What did the trick was to create pre-percolation process, that concatenates multiple posts and runs the queries against the concatenated string (you of course must remove the Boolean NOT clause of the query, I will explain why later on). If there is no match, then great, you just saved time checking each individual post, if there is a match, then bummer, you wasted time checking the concatenated string. Fortunately the former is much more frequent than the latter.
So now I will explain why it worked. Let’s take two phrases, or posts as an example:
- First post: “The quick brown fox jumps over the lazy dog”
- Second post: “This is a quick example since I’m lazy”
The combined text would be: “The quick brown fox jumps over the lazy dog This is a quick example since I’m lazy”
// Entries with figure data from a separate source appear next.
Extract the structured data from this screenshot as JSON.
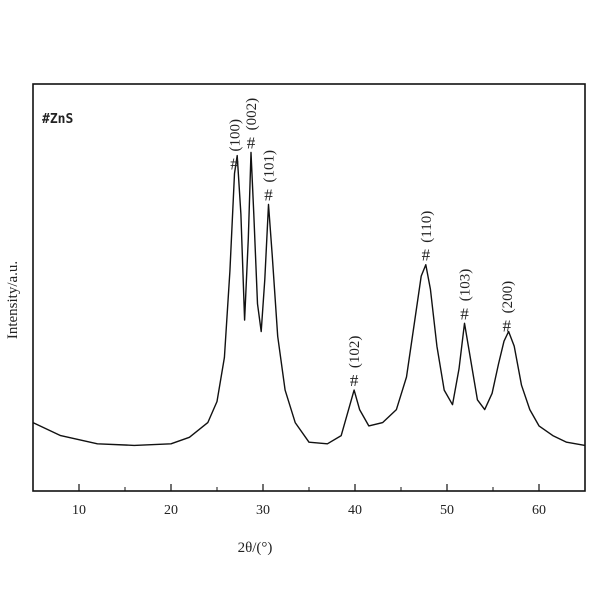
{
  "chart_data": {
    "type": "line",
    "xlabel": "2θ/(°)",
    "ylabel": "Intensity/a.u.",
    "xlim": [
      5,
      65
    ],
    "xticks": [
      10,
      20,
      30,
      40,
      50,
      60
    ],
    "yticks_labeled": false,
    "legend": {
      "text": "#ZnS",
      "placement": "top-left"
    },
    "series": [
      {
        "x": [
          5,
          8,
          12,
          16,
          20,
          22,
          24,
          25,
          25.8,
          26.4,
          26.9,
          27.2,
          27.6,
          28.0,
          28.4,
          28.7,
          29.0,
          29.4,
          29.8,
          30.2,
          30.6,
          31.0,
          31.6,
          32.4,
          33.5,
          35,
          37,
          38.5,
          39.4,
          39.9,
          40.5,
          41.5,
          43,
          44.5,
          45.6,
          46.5,
          47.2,
          47.7,
          48.2,
          48.9,
          49.7,
          50.6,
          51.3,
          51.9,
          52.5,
          53.3,
          54.1,
          54.9,
          55.6,
          56.2,
          56.7,
          57.3,
          58.1,
          59,
          60,
          61.5,
          63,
          65
        ],
        "y": [
          4.2,
          3.4,
          2.9,
          2.8,
          2.9,
          3.3,
          4.2,
          5.5,
          8.2,
          13.5,
          19.5,
          20.6,
          17.0,
          10.5,
          15.5,
          20.8,
          17.0,
          11.5,
          9.8,
          13.0,
          17.6,
          14.5,
          9.5,
          6.2,
          4.2,
          3.0,
          2.9,
          3.4,
          5.2,
          6.2,
          5.0,
          4.0,
          4.2,
          5.0,
          7.0,
          10.5,
          13.2,
          13.9,
          12.4,
          8.9,
          6.2,
          5.3,
          7.5,
          10.3,
          8.3,
          5.6,
          5.0,
          6.0,
          7.8,
          9.2,
          9.8,
          8.9,
          6.5,
          5.0,
          4.0,
          3.4,
          3.0,
          2.8
        ]
      }
    ],
    "annotations": [
      {
        "x": 26.9,
        "hash": "#",
        "label": "(100)"
      },
      {
        "x": 28.7,
        "hash": "#",
        "label": "(002)"
      },
      {
        "x": 30.6,
        "hash": "#",
        "label": "(101)"
      },
      {
        "x": 39.9,
        "hash": "#",
        "label": "(102)"
      },
      {
        "x": 47.7,
        "hash": "#",
        "label": "(110)"
      },
      {
        "x": 51.9,
        "hash": "#",
        "label": "(103)"
      },
      {
        "x": 56.5,
        "hash": "#",
        "label": "(200)"
      }
    ]
  }
}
It’s obvious that a query that didn’t match the combined text wouldn’t match its children. So by running the query once against a long chunk of text, we didn’t need to run it against two shorter chunks of text. If on the other hand it did match, we would then need to run it against each post to see which query matched which post. But even then we know which query matched and we wouldn’t have to run all the queries again on each post.
So why is running a query against a large chunk of text faster than running it against two short chunks of text? That’s because we run the query against the index, and the size of the index of the concatenated texts is smaller than the size of each posts index combined:
SizeOfIndex(Post A + Post B) < SizeOfIndex(Post A) + SizeOfIndex(Post B)
Why stop at two posts combined? Why not 100? You can, and should of course concatenate more than two posts, but be careful and remember that once a query matches the concatenated text, you actually wasted resources, as you now need to query against each post (or do a binary search). You want to reach a balance point where your chances to not match are much greater, as on that point your system will be optimized.
I mentioned earlier that you must remove the Boolean NOT clause of the query. If you don’t remove it, you might miss relevant posts. Let’s take the query “quick -example” and run it against the above concatenated text, this of course won’t match as the keyword “example” exists in the text, but it should have matched since the first post matched the query.
That’s it. The solution takes more memory as we are now running two percolators (pre-percolator and the actual alert percolator), but it’s 4 times faster! Hooray!